Jennifers "Fehler": "Sie begann, Fluchtpläne zu schmieden. Mit ihren Söhnen - denn von ihnen hätte sie sich niemals getrennt." War das ihr Todesurteil? "Am 2. Februar 2017, um 10 Uhr", schluchzt Verica O., "habe ich zum letzten Mal mit Jenny telefoniert. Wir redeten über ein Treffen, auf das wir uns beide sehr freuten."

SMS von Prepaid-Handy verschickt
Laut Gerichtsakt steht fest: Im Anschluss an das Gespräch fuhr die junge Frau mit dem Zug nach Kundl, wo sie in einem Pharmaunternehmen als Reinigungskraft tätig war. Zum Dienstschluss um 18 Uhr wartete ihr Schwiegervater Nogori R. (43) mit seinem Taxi vor der Firma. Die 27-Jährige stieg in den Wagen. Wenige Stunden später bekam Verica O. eine SMS von einer ihr unbekannten Mobiltelefonnummer: "Ich habe mich neu verliebt. Bitte such nicht nach mir. Jenny." Bald stellte sich heraus, dass Nogori R. Prepaid-Handys gekauft und damit in Jennifers Namen Nachrichten verschickt hatte. Er wurde verhaftet - und behauptete, nichts zu wissen über das Schicksal seiner Schwiegertochter.

"Ich hoffte und hoffte"
Verica O.: "Mein Verstand sagte mir, dass etwas Fürchterliches geschehen sein musste. Mein Herz wollte das nicht glauben. Und ich hoffte und hoffte." Bis zum 1. April. Als Jennifer tot im Inn gefunden wurde, "und meine Welt zusammenbrach".

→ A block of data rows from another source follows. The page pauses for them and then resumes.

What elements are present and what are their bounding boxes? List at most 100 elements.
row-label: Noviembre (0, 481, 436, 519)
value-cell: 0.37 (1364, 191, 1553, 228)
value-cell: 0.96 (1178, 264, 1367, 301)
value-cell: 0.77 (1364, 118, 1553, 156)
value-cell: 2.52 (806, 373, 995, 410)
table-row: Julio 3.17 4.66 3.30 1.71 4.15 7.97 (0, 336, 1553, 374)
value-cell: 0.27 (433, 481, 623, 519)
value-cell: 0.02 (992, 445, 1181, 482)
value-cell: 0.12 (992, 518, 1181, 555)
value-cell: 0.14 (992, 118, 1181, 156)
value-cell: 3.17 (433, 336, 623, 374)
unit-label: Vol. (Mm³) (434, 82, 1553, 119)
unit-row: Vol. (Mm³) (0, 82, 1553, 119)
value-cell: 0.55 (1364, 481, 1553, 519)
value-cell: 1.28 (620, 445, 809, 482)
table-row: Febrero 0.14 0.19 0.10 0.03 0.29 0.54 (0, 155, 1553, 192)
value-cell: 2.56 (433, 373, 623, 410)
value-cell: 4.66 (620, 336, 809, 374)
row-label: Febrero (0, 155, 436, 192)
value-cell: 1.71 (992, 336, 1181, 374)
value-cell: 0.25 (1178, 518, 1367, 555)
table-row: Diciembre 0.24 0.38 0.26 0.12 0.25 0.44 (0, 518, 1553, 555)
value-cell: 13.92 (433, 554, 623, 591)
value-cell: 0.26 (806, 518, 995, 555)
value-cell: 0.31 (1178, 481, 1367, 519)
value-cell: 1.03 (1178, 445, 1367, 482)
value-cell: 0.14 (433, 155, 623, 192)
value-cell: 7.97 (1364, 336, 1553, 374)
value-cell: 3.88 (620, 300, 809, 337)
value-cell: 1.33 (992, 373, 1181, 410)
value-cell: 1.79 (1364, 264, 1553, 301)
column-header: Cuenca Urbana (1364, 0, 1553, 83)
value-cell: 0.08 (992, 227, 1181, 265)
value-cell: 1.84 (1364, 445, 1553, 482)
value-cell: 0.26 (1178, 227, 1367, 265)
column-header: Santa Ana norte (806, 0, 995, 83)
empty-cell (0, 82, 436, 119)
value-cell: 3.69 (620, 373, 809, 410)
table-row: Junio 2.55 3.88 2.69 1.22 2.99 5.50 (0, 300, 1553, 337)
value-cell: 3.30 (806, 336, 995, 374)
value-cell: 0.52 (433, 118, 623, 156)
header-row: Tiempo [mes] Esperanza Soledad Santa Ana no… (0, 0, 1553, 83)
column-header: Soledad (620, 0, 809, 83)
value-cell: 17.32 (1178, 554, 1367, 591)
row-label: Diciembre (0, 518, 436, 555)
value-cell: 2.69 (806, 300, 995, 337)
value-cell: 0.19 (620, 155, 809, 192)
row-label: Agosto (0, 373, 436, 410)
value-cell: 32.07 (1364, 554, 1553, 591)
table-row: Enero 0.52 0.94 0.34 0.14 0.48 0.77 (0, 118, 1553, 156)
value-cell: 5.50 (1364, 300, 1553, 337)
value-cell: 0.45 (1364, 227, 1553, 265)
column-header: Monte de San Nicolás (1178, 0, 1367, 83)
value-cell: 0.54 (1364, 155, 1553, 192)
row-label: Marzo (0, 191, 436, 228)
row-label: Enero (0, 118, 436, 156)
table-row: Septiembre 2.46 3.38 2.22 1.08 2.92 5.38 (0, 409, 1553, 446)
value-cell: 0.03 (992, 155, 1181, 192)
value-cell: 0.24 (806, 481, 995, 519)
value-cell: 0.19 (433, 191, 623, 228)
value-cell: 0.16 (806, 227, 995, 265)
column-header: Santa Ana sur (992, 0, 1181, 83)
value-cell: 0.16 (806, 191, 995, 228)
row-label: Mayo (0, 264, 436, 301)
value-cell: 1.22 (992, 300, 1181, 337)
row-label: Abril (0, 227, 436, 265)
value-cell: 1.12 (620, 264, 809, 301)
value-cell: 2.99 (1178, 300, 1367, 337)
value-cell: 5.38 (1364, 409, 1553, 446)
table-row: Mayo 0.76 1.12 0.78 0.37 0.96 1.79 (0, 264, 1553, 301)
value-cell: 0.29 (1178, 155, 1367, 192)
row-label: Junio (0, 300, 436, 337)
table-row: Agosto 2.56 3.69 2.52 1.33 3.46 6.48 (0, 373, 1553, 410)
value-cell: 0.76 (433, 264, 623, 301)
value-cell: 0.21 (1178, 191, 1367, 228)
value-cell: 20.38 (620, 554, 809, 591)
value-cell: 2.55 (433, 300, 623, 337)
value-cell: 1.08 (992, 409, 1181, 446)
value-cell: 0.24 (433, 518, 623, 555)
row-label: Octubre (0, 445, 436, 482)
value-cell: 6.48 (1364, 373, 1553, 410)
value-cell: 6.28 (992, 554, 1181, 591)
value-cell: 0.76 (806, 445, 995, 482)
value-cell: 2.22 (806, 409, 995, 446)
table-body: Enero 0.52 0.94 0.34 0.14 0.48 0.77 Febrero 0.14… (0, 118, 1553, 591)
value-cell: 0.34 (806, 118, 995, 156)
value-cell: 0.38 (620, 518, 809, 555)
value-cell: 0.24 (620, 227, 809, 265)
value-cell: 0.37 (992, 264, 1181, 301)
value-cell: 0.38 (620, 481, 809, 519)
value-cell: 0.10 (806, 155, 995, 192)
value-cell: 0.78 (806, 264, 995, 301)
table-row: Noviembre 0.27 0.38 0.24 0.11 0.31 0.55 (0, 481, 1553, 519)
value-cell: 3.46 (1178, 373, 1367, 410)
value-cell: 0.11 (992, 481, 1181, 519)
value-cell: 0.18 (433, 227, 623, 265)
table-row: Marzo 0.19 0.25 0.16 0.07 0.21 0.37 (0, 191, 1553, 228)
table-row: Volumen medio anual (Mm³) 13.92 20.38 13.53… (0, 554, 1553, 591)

Nun beginnt der Mordprozess gegen Nogori R.: "Ich werde im Gerichtssaal sein, ihm in die Augen sehen und sagen, dass er endlich die Wahrheit sagen soll." Jennifers Ehemann Micha lebt mittlerweile mit einer neuen Frau zusammen, die zwei Buben bei seiner Mutter. Verica O. kämpft ums Sorgerecht für die Kinder: "Ich werde nicht ruhen, bis sie bei mir sind. Das bin ich Jenny schuldig."